J’ai entendu sonner sept heures. Les clochers d’alentour avaient déjà carillonné des heures et des demies sans que j’y prête attention. Le silence était total, il est vrai, dans la maison, et les bruits extérieurs seuls me parvenaient. La circulation recommençait au ralenti en ce jour de Noël. De lourds camions de livraisons tressaillaient sur les pavés. Quelques vélomoteurs pétaradants accomplissaient d’étranges trajectoires à travers ces rues qui m’environnaient.

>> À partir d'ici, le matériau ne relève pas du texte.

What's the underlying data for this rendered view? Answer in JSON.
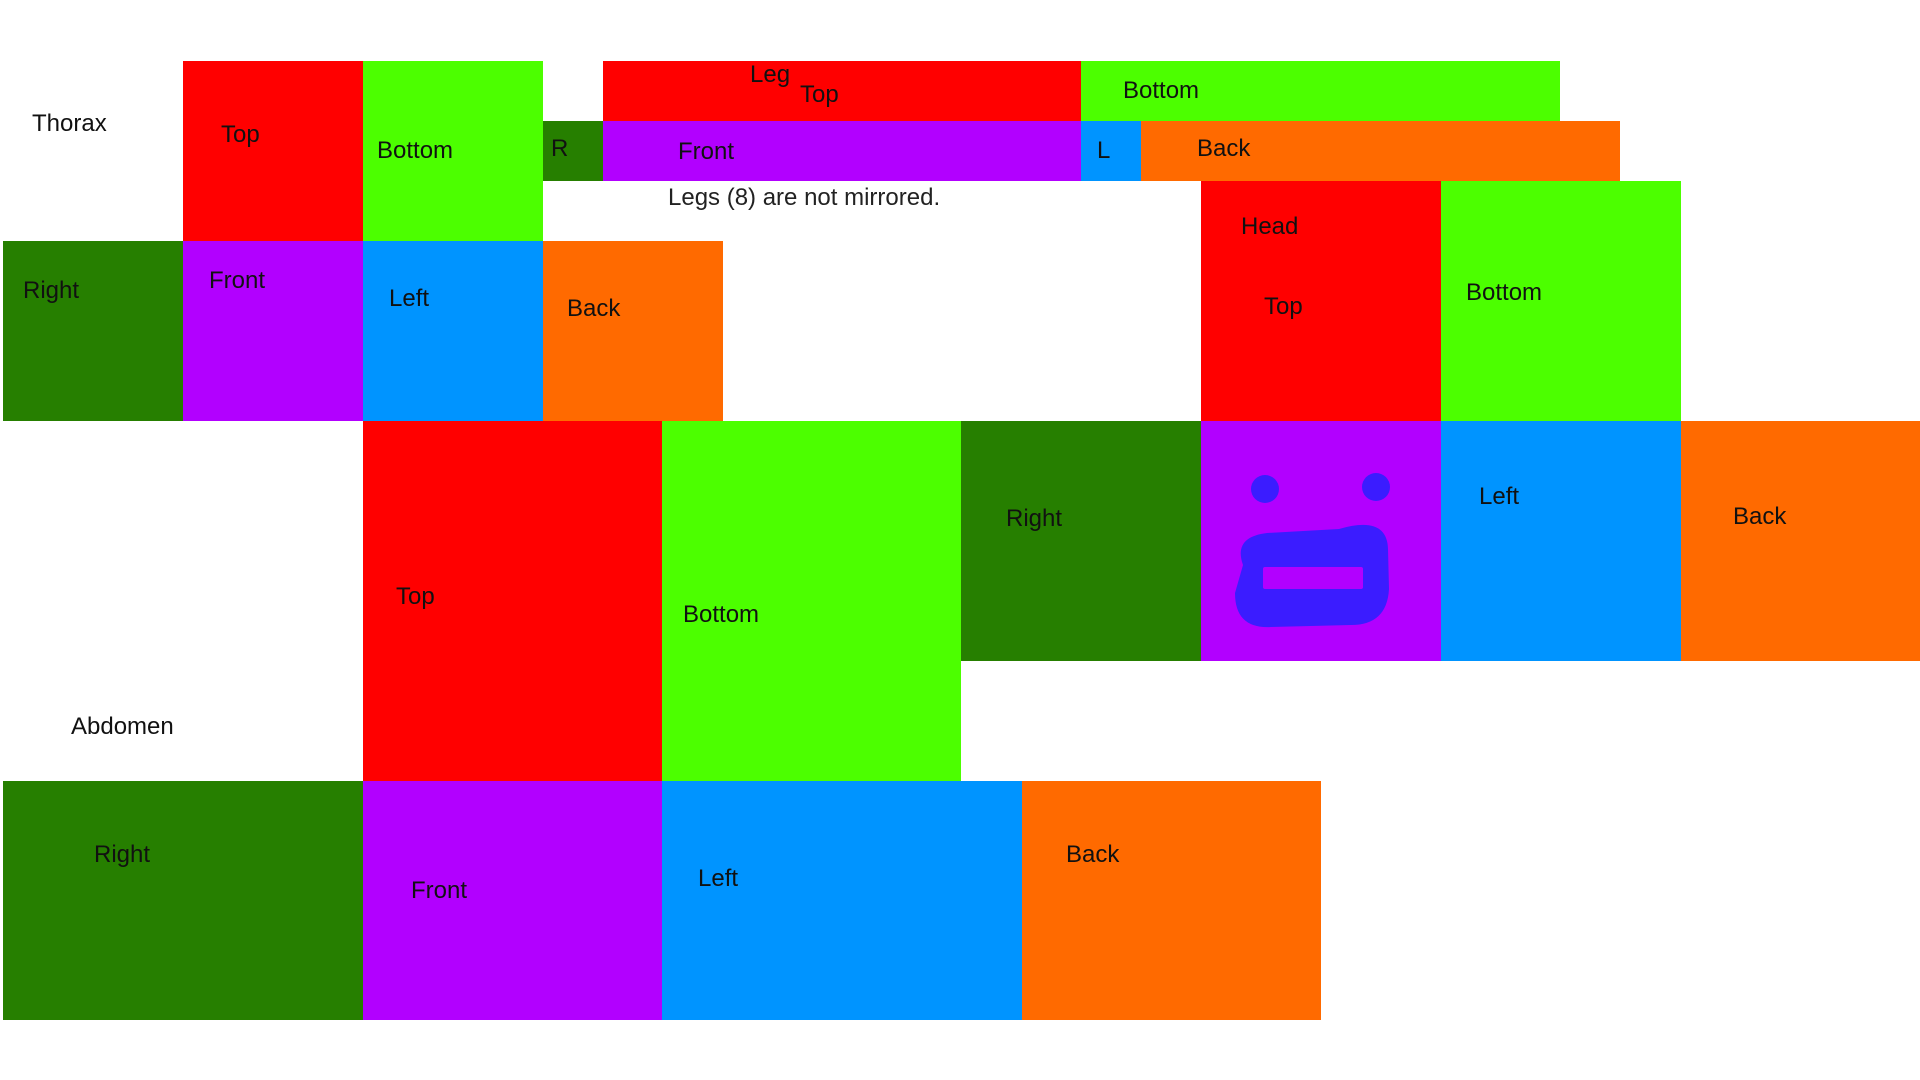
{
  "colors": {
    "top": "#ff0000",
    "bottom": "#4cff00",
    "right": "#267f00",
    "front": "#b200ff",
    "left": "#0094ff",
    "back": "#ff6a00",
    "face_paint": "#3b1cff"
  },
  "thorax": {
    "title": "Thorax",
    "top": "Top",
    "bottom": "Bottom",
    "right": "Right",
    "front": "Front",
    "left": "Left",
    "back": "Back"
  },
  "leg": {
    "title": "Leg",
    "top": "Top",
    "bottom": "Bottom",
    "right": "R",
    "front": "Front",
    "left": "L",
    "back": "Back",
    "note": "Legs (8) are not mirrored."
  },
  "head": {
    "title": "Head",
    "top": "Top",
    "bottom": "Bottom",
    "right": "Right",
    "front_icon": "smiley-face-icon",
    "left": "Left",
    "back": "Back"
  },
  "abdomen": {
    "title": "Abdomen",
    "top": "Top",
    "bottom": "Bottom",
    "right": "Right",
    "front": "Front",
    "left": "Left",
    "back": "Back"
  }
}
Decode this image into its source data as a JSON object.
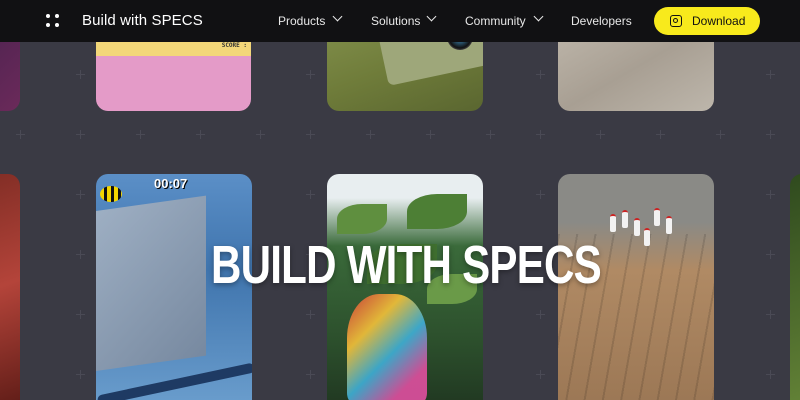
{
  "header": {
    "brand": "Build with SPECS",
    "nav": [
      {
        "label": "Products",
        "has_dropdown": true
      },
      {
        "label": "Solutions",
        "has_dropdown": true
      },
      {
        "label": "Community",
        "has_dropdown": true
      },
      {
        "label": "Developers",
        "has_dropdown": false
      }
    ],
    "download_label": "Download",
    "download_color": "#f8ea1c",
    "menu_icon": "grid-dots-icon",
    "download_icon": "specs-glasses-icon"
  },
  "hero": {
    "title": "BUILD WITH SPECS"
  },
  "gallery": {
    "cards": [
      {
        "name": "card-arcade-game",
        "score_label": "SCORE :"
      },
      {
        "name": "card-camera-object"
      },
      {
        "name": "card-floor-tiles"
      },
      {
        "name": "card-underwater-game",
        "timer": "00:07"
      },
      {
        "name": "card-ar-deer-plants"
      },
      {
        "name": "card-ar-bowling"
      }
    ]
  },
  "colors": {
    "background": "#1c1c22",
    "nav_background": "#111113",
    "accent": "#f8ea1c"
  }
}
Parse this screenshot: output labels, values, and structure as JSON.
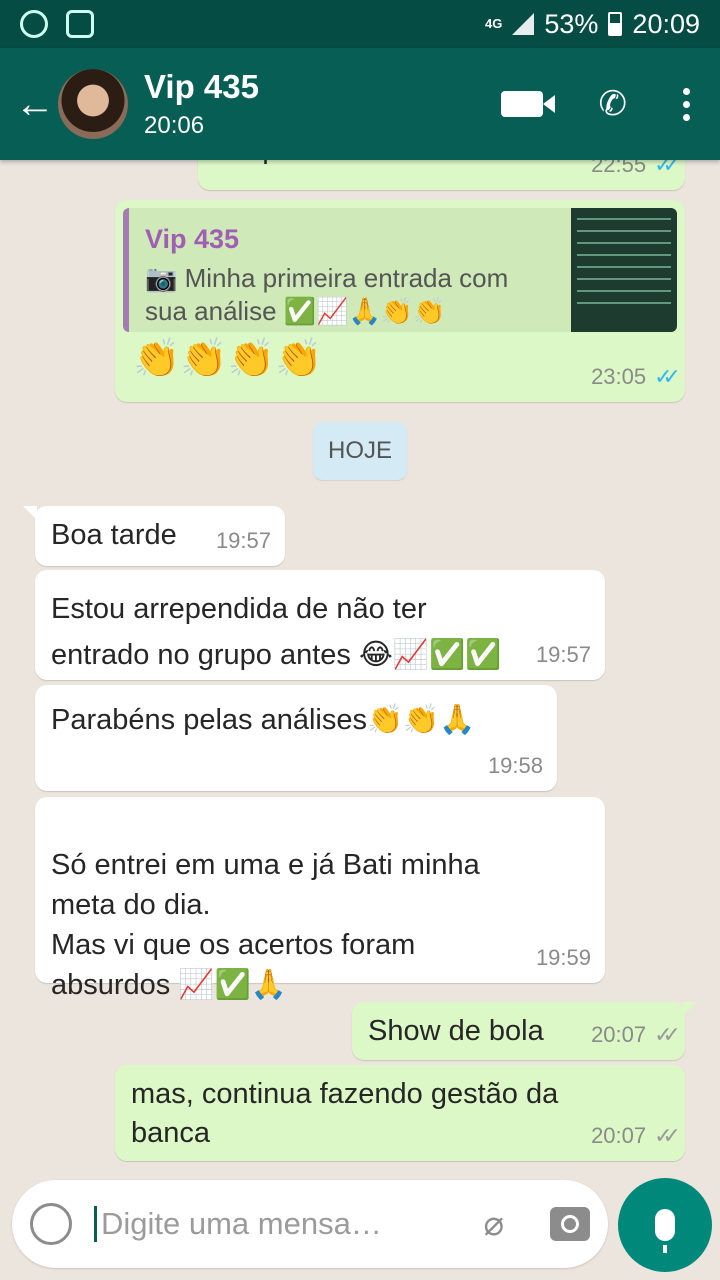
{
  "status_bar": {
    "network": "4G",
    "battery": "53%",
    "time": "20:09"
  },
  "header": {
    "contact_name": "Vip 435",
    "contact_status": "20:06"
  },
  "messages": [
    {
      "text": "só quando fechar o mês",
      "time": "22:55",
      "status": "read"
    },
    {
      "quote_name": "Vip 435",
      "quote_text": "📷 Minha primeira entrada com sua análise ✅📈🙏👏👏",
      "text": "👏👏👏👏",
      "time": "23:05",
      "status": "read"
    },
    {
      "text": "Boa tarde",
      "time": "19:57"
    },
    {
      "text": "Estou arrependida de não ter entrado no grupo antes 😂📈✅✅",
      "time": "19:57"
    },
    {
      "text": "Parabéns pelas análises👏👏🙏",
      "time": "19:58"
    },
    {
      "text": "Só entrei em uma e já Bati minha meta do dia.\nMas vi que os acertos foram absurdos 📈✅🙏",
      "time": "19:59"
    },
    {
      "text": "Show de bola",
      "time": "20:07",
      "status": "delivered"
    },
    {
      "text": "mas, continua fazendo gestão da banca",
      "time": "20:07",
      "status": "delivered"
    }
  ],
  "date_chip": "HOJE",
  "composer": {
    "placeholder": "Digite uma mensa…"
  },
  "icons": {
    "back": "arrow-left-icon",
    "video": "video-camera-icon",
    "call": "phone-icon",
    "menu": "more-vert-icon",
    "emoji": "smiley-icon",
    "attach": "paperclip-icon",
    "camera": "camera-icon",
    "mic": "microphone-icon"
  },
  "colors": {
    "header": "#075e54",
    "outgoing_bubble": "#dcf8c6",
    "incoming_bubble": "#ffffff",
    "read_ticks": "#34b7f1",
    "fab": "#00897b"
  }
}
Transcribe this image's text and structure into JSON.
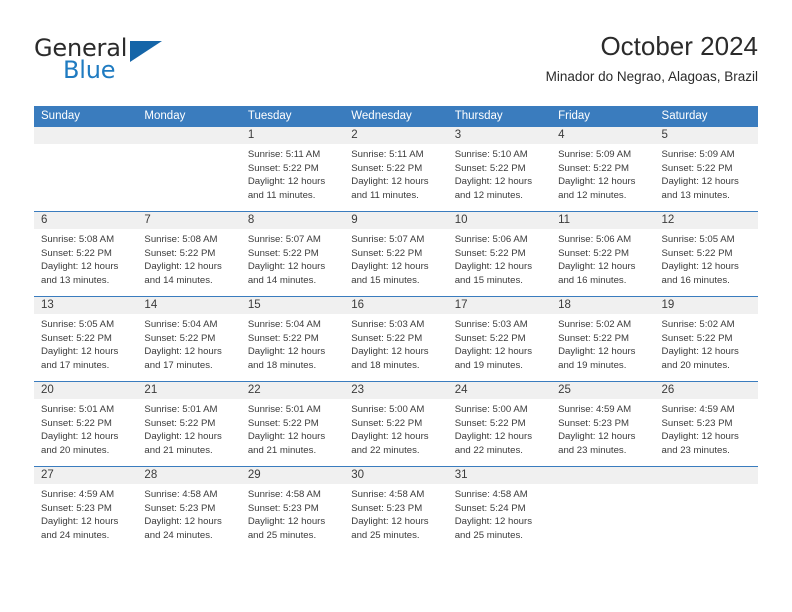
{
  "brand": {
    "name_part1": "General",
    "name_part2": "Blue",
    "triangle_icon": "triangle-icon",
    "accent_color": "#1f7bc1",
    "header_color": "#3a7cbe"
  },
  "header": {
    "title": "October 2024",
    "subtitle": "Minador do Negrao, Alagoas, Brazil"
  },
  "calendar": {
    "weekday_headers": [
      "Sunday",
      "Monday",
      "Tuesday",
      "Wednesday",
      "Thursday",
      "Friday",
      "Saturday"
    ],
    "weeks": [
      [
        {
          "day": "",
          "empty": true
        },
        {
          "day": "",
          "empty": true
        },
        {
          "day": "1",
          "sunrise": "Sunrise: 5:11 AM",
          "sunset": "Sunset: 5:22 PM",
          "daylight": "Daylight: 12 hours and 11 minutes."
        },
        {
          "day": "2",
          "sunrise": "Sunrise: 5:11 AM",
          "sunset": "Sunset: 5:22 PM",
          "daylight": "Daylight: 12 hours and 11 minutes."
        },
        {
          "day": "3",
          "sunrise": "Sunrise: 5:10 AM",
          "sunset": "Sunset: 5:22 PM",
          "daylight": "Daylight: 12 hours and 12 minutes."
        },
        {
          "day": "4",
          "sunrise": "Sunrise: 5:09 AM",
          "sunset": "Sunset: 5:22 PM",
          "daylight": "Daylight: 12 hours and 12 minutes."
        },
        {
          "day": "5",
          "sunrise": "Sunrise: 5:09 AM",
          "sunset": "Sunset: 5:22 PM",
          "daylight": "Daylight: 12 hours and 13 minutes."
        }
      ],
      [
        {
          "day": "6",
          "sunrise": "Sunrise: 5:08 AM",
          "sunset": "Sunset: 5:22 PM",
          "daylight": "Daylight: 12 hours and 13 minutes."
        },
        {
          "day": "7",
          "sunrise": "Sunrise: 5:08 AM",
          "sunset": "Sunset: 5:22 PM",
          "daylight": "Daylight: 12 hours and 14 minutes."
        },
        {
          "day": "8",
          "sunrise": "Sunrise: 5:07 AM",
          "sunset": "Sunset: 5:22 PM",
          "daylight": "Daylight: 12 hours and 14 minutes."
        },
        {
          "day": "9",
          "sunrise": "Sunrise: 5:07 AM",
          "sunset": "Sunset: 5:22 PM",
          "daylight": "Daylight: 12 hours and 15 minutes."
        },
        {
          "day": "10",
          "sunrise": "Sunrise: 5:06 AM",
          "sunset": "Sunset: 5:22 PM",
          "daylight": "Daylight: 12 hours and 15 minutes."
        },
        {
          "day": "11",
          "sunrise": "Sunrise: 5:06 AM",
          "sunset": "Sunset: 5:22 PM",
          "daylight": "Daylight: 12 hours and 16 minutes."
        },
        {
          "day": "12",
          "sunrise": "Sunrise: 5:05 AM",
          "sunset": "Sunset: 5:22 PM",
          "daylight": "Daylight: 12 hours and 16 minutes."
        }
      ],
      [
        {
          "day": "13",
          "sunrise": "Sunrise: 5:05 AM",
          "sunset": "Sunset: 5:22 PM",
          "daylight": "Daylight: 12 hours and 17 minutes."
        },
        {
          "day": "14",
          "sunrise": "Sunrise: 5:04 AM",
          "sunset": "Sunset: 5:22 PM",
          "daylight": "Daylight: 12 hours and 17 minutes."
        },
        {
          "day": "15",
          "sunrise": "Sunrise: 5:04 AM",
          "sunset": "Sunset: 5:22 PM",
          "daylight": "Daylight: 12 hours and 18 minutes."
        },
        {
          "day": "16",
          "sunrise": "Sunrise: 5:03 AM",
          "sunset": "Sunset: 5:22 PM",
          "daylight": "Daylight: 12 hours and 18 minutes."
        },
        {
          "day": "17",
          "sunrise": "Sunrise: 5:03 AM",
          "sunset": "Sunset: 5:22 PM",
          "daylight": "Daylight: 12 hours and 19 minutes."
        },
        {
          "day": "18",
          "sunrise": "Sunrise: 5:02 AM",
          "sunset": "Sunset: 5:22 PM",
          "daylight": "Daylight: 12 hours and 19 minutes."
        },
        {
          "day": "19",
          "sunrise": "Sunrise: 5:02 AM",
          "sunset": "Sunset: 5:22 PM",
          "daylight": "Daylight: 12 hours and 20 minutes."
        }
      ],
      [
        {
          "day": "20",
          "sunrise": "Sunrise: 5:01 AM",
          "sunset": "Sunset: 5:22 PM",
          "daylight": "Daylight: 12 hours and 20 minutes."
        },
        {
          "day": "21",
          "sunrise": "Sunrise: 5:01 AM",
          "sunset": "Sunset: 5:22 PM",
          "daylight": "Daylight: 12 hours and 21 minutes."
        },
        {
          "day": "22",
          "sunrise": "Sunrise: 5:01 AM",
          "sunset": "Sunset: 5:22 PM",
          "daylight": "Daylight: 12 hours and 21 minutes."
        },
        {
          "day": "23",
          "sunrise": "Sunrise: 5:00 AM",
          "sunset": "Sunset: 5:22 PM",
          "daylight": "Daylight: 12 hours and 22 minutes."
        },
        {
          "day": "24",
          "sunrise": "Sunrise: 5:00 AM",
          "sunset": "Sunset: 5:22 PM",
          "daylight": "Daylight: 12 hours and 22 minutes."
        },
        {
          "day": "25",
          "sunrise": "Sunrise: 4:59 AM",
          "sunset": "Sunset: 5:23 PM",
          "daylight": "Daylight: 12 hours and 23 minutes."
        },
        {
          "day": "26",
          "sunrise": "Sunrise: 4:59 AM",
          "sunset": "Sunset: 5:23 PM",
          "daylight": "Daylight: 12 hours and 23 minutes."
        }
      ],
      [
        {
          "day": "27",
          "sunrise": "Sunrise: 4:59 AM",
          "sunset": "Sunset: 5:23 PM",
          "daylight": "Daylight: 12 hours and 24 minutes."
        },
        {
          "day": "28",
          "sunrise": "Sunrise: 4:58 AM",
          "sunset": "Sunset: 5:23 PM",
          "daylight": "Daylight: 12 hours and 24 minutes."
        },
        {
          "day": "29",
          "sunrise": "Sunrise: 4:58 AM",
          "sunset": "Sunset: 5:23 PM",
          "daylight": "Daylight: 12 hours and 25 minutes."
        },
        {
          "day": "30",
          "sunrise": "Sunrise: 4:58 AM",
          "sunset": "Sunset: 5:23 PM",
          "daylight": "Daylight: 12 hours and 25 minutes."
        },
        {
          "day": "31",
          "sunrise": "Sunrise: 4:58 AM",
          "sunset": "Sunset: 5:24 PM",
          "daylight": "Daylight: 12 hours and 25 minutes."
        },
        {
          "day": "",
          "empty": true
        },
        {
          "day": "",
          "empty": true
        }
      ]
    ]
  }
}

Devais-je attendre encore ? Je flottais dans un état léthargique qui anesthésiait ma volonté.
Si je tardais trop, j’allais tomber sur le flot des parents et des relations qui accourraient sitôt que se propagerait la nouvelle. Je bénéficiais d’un moment de flottement qu’il fallait absolument mettre à profit.
Comme je m’apprêtais à me relever, un pas a retenti dans l’escalier de bois menant aux combles. Un pas rapide et décidé qui m’a mis du froid dans la tête. Quelqu’un venait, cette fois il n’y avait pas à s’y tromper. Et ce quelqu’un n’hésitait pas. Il arrivait droit ici. La première porte s’ouvrait. Le pas s’est arrêté un instant. Puis il s’est approché lentement. Bientôt je l’ai senti à quelques centimètres de mon visage.
Le bruit léger d’un commutateur et ç’a été un intense éblouissement, comme lorsqu’on essaie de fixer le soleil un moment. J’étais aveuglé par la brusque clarté, si inattendue.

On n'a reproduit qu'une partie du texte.